Ik rijd met vriend Eric de laatste week van zijn Afrika-rally en stap in in Dakar. Na een prachtige tocht door het arme maar mooie Mauretanië passeren we de grens en rijden we het moderne Marokko in.
De wegen zijn ineens goed, er zijn benzinestations en ze nemen euro’s bij gebrek aan dirham’s. Een andere wereld!
Eerste stop is het Tulum hotel in Dakhla. We komen in het donker aan, eten een matig buffet, de vissen zijn 3 uur geleden gefrituurd, en slapen in een hut met een tenten dak. Heel comfortabel, dat wel, maar het water komt uit een bron en ruikt extreem naar zwavel. Als je onder de douche staat lijkt het of er een tray rotte eieren over je heen wordt uitgestort.
Door naar Guilmim waar we in een okay hotel slapen en ‘s avonds aan een prima buffet gaan. Ik neem alleen groentes en salades en het is echt lekker. Het grootste deel van de groep gaat de volgende dag rijden in de duinen maar omdat Eric en ik allebei wachten haten haken we met een paar anderen af en rijden we in het ochtendgloren in één streep naar Marrakesh (of is het nu Marrakech, weet je…, het kan allebei!).
We slapen in het meer dan fijne Palais Ronsard, eten eindelijk weer eens echt lekker en chillen de eerste middag in het hotel. Die avond eten we in Club Jad Mahal, niet geheel toevallig onder dezelfde directie als ons Palais, waar ze niet alleen een prima vegetarische tagine serveren maar het ook wemelt van de vuurspugers, buikdanseressen en ander vertier. Superleuk!
De volgende dag blijkt dat de stad toch echt een half uur rijden is van ons hotel, wat ook meteen het enige nadeel is. We laten ons afzetten bij het beroemde Djeema El Fna plein middenin de stad en worden meteen overvallen door slangenbezweerders, watermannen en apendressuur.
Vreselijk. We wandelen een uurtje door de medina en verbazen ons over het enorme toeristengehalte, zowel in aanbod als in publiek. Alleen de food-afdeling en de koranschool is leuk, de rest kun je overslaan.
We drinken een koffietje in een hotel en gaan lunchen naast de Jad Mahal waar een geweldige sushibar moet zijn. Welnu, die is er natuurlijk niet meer dus in plaats daarvan wordt het een kippetje op de rooftop overlooking La Mamounia. Terug naar het hotel, chillen en ‘s avonds naar het Terrasse des Epices, moet het leukste ding zijn van het dorp… Het is best… De briouatt is prima en het 5 uur gegaarde lam is goed maar ik vind het altijd lastig als er wordt gezegd bij binnenkomst “U heeft gereserveerd om 19:00 dus dat betekent dat u de tafel heeft tot 21:00, daarna mag u in de bar gaan staan. Als we van tafel gaan, keurig op tijd, is het terras nog niet vol. Nog lang niet…

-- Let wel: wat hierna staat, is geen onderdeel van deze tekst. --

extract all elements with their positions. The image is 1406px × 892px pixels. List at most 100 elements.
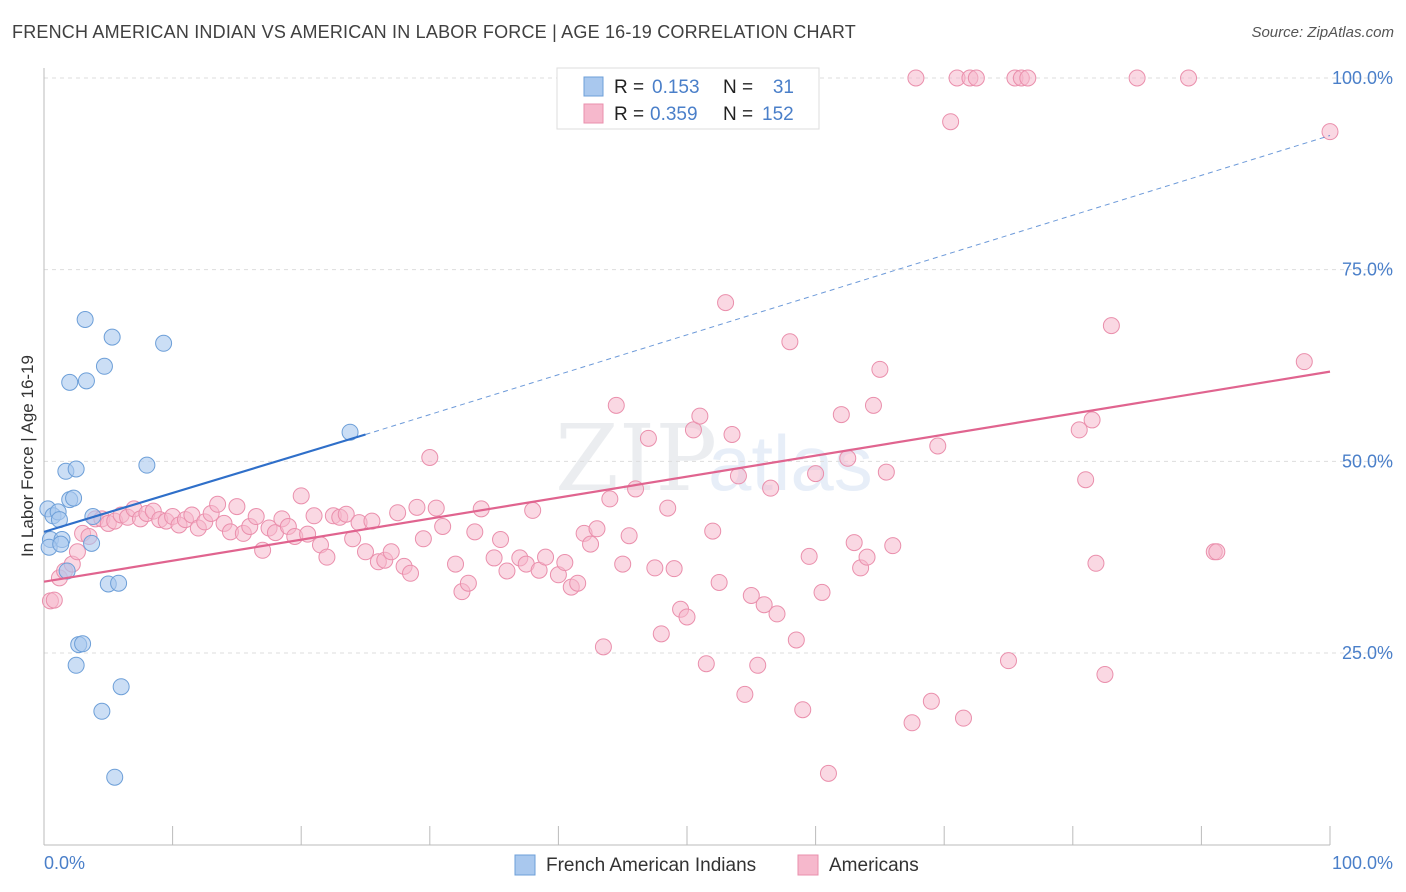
- americans-point: [414, 530, 432, 548]
- americans-point: [1070, 421, 1088, 439]
- americans-point: [665, 560, 683, 578]
- x-ticks: [43, 826, 1331, 845]
- americans-point: [427, 499, 445, 517]
- y-tick-labels: 25.0% 50.0% 75.0% 100.0%: [1332, 68, 1393, 663]
- americans-point: [1000, 652, 1017, 670]
- legend-n-label: N =: [723, 104, 753, 125]
- trend-lines: [43, 135, 1331, 583]
- americans-point: [1083, 411, 1101, 429]
- americans-point: [652, 625, 670, 643]
- americans-point: [209, 495, 227, 513]
- americans-point: [781, 333, 799, 351]
- americans-point: [710, 573, 728, 591]
- french-american-indians-trend-extension: [365, 135, 1331, 435]
- americans-point: [736, 685, 754, 703]
- americans-point: [929, 437, 947, 455]
- french-american-indians-point: [155, 334, 173, 352]
- americans-point: [858, 548, 876, 566]
- americans-point: [1208, 543, 1226, 561]
- americans-point: [646, 559, 664, 577]
- americans-point: [228, 498, 246, 516]
- americans-point: [292, 487, 310, 505]
- americans-point: [684, 421, 702, 439]
- americans-point: [1077, 471, 1095, 489]
- legend-swatch-pink: [583, 103, 604, 124]
- y-tick-label: 50.0%: [1342, 451, 1393, 471]
- americans-point: [459, 574, 477, 592]
- americans-point: [1295, 353, 1313, 371]
- bottom-legend-swatch-pink: [797, 854, 819, 876]
- legend-swatch-blue: [583, 76, 604, 97]
- americans-point: [942, 113, 960, 131]
- french-american-indians-point: [95, 357, 113, 375]
- americans-point: [907, 69, 925, 87]
- french-american-indians-point: [77, 372, 95, 390]
- americans-point: [794, 701, 812, 719]
- americans-point: [697, 655, 715, 673]
- americans-point: [447, 555, 465, 573]
- french-american-indians-point: [110, 574, 128, 592]
- americans-point: [537, 548, 555, 566]
- y-tick-label: 25.0%: [1342, 643, 1393, 663]
- americans-point: [922, 692, 940, 710]
- french-american-indians-point: [93, 702, 111, 720]
- americans-point: [768, 605, 786, 623]
- americans-point: [318, 548, 336, 566]
- americans-point: [864, 396, 882, 414]
- x-tick-label-min: 0.0%: [44, 853, 85, 873]
- americans-point: [582, 535, 600, 553]
- french-american-indians-trend-line: [43, 433, 366, 533]
- americans-point: [832, 406, 850, 424]
- legend-n-value-blue: 31: [773, 77, 794, 98]
- americans-point: [434, 518, 452, 535]
- chart-title: FRENCH AMERICAN INDIAN VS AMERICAN IN LA…: [12, 22, 856, 42]
- french-american-indians-point: [74, 635, 92, 653]
- americans-point: [839, 449, 857, 467]
- americans-point: [742, 587, 760, 604]
- americans-point: [607, 396, 625, 414]
- americans-point: [601, 490, 619, 508]
- grid-lines: [44, 77, 1393, 654]
- americans-point: [704, 522, 722, 540]
- americans-point: [717, 294, 735, 312]
- americans-point: [408, 498, 426, 516]
- french-american-indians-point: [52, 535, 70, 553]
- americans-point: [691, 407, 709, 425]
- bottom-legend-swatch-blue: [514, 854, 536, 876]
- americans-point: [1128, 69, 1146, 87]
- french-american-indians-point: [67, 656, 85, 674]
- americans-points: [41, 69, 1339, 782]
- legend-r-value-pink: 0.359: [650, 104, 698, 125]
- americans-point: [466, 523, 484, 541]
- americans-point: [305, 507, 323, 525]
- legend-r-label: R =: [614, 104, 644, 125]
- americans-point: [1087, 554, 1105, 572]
- americans-point: [967, 69, 985, 87]
- series-legend: French American Indians Americans: [514, 854, 919, 876]
- y-axis-title: In Labor Force | Age 16-19: [18, 355, 37, 557]
- french-american-indians-point: [67, 460, 85, 478]
- americans-point: [871, 360, 889, 378]
- french-american-indians-point: [138, 456, 156, 474]
- americans-point: [498, 562, 516, 580]
- americans-point: [639, 429, 657, 447]
- french-american-indians-point: [76, 311, 94, 328]
- french-american-indians-point: [65, 489, 83, 507]
- americans-point: [749, 656, 767, 674]
- stats-legend: R = 0.153 N = 31 R = 0.359 N = 152: [556, 67, 820, 130]
- bottom-legend-label-pink: Americans: [829, 855, 919, 876]
- bottom-legend-label-blue: French American Indians: [546, 855, 756, 876]
- americans-point: [68, 543, 86, 561]
- americans-point: [787, 631, 805, 649]
- americans-point: [800, 547, 818, 565]
- legend-r-value-blue: 0.153: [652, 77, 700, 98]
- americans-point: [723, 426, 741, 443]
- americans-point: [594, 638, 612, 656]
- americans-point: [524, 501, 542, 519]
- y-tick-label: 100.0%: [1332, 68, 1393, 88]
- french-american-indians-point: [103, 328, 121, 346]
- americans-point: [382, 543, 400, 561]
- americans-point: [556, 554, 574, 572]
- americans-point: [1096, 665, 1114, 683]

De volgende dag gaan we terug naar de medina want we hebben het idee dat het leuker moet zijn. We huren een gids, Ibrahim, en dat blijkt zomaar de beste gids die ik in mijn leven heb gehad, and i’ve been around! Ontzettend aardige kerel die veel weet, ons niet elke winkel waar hij commissie krijgt insleept, en ook nog eens Nederlands spreekt, wat hij 30 jaar geleden als student heeft opgepikt in Amsterdam. Een super-ervaring die we afsluiten met een extreem lichte lunch in het Mamounia hotel (stuur me een mailtje als je naar Marrakesh gaat en ik stuur je zijn gegevens, echt een aanrader).
La Mamounia, het super-de-luxe hotel waar de vrouw en ik krap 30 jaar geleden op huwelijksreis zijn geweest. Het is ondertussen gerenoveerd en ik herken helemaal niets, maar datzelfde geldt voor de stad Marrakesh, met uitzondering van dat lelijke plein. Het is prachtig dat moet gezegd, maar voor mij ietsje too much.
“s Avonds eten we bij Le Jardin op uitnodiging van jarige Maarten, wat blijkt onder dezelfde directie te varen als Terrasse des Epices maar waar we zo lang mogen zitten als we willen. Da’s overigens niet echt lang want ze serveren hier geen alcohol hahaha. De ansjovis met guacemole is prima maar niet Marokkaans, dat is de zacht-gegaarde lamsschouder wel, beiden zijn prima.
Laatste nacht in Palais Ronsard en dan op naar Fès (of is het nu Fez…?)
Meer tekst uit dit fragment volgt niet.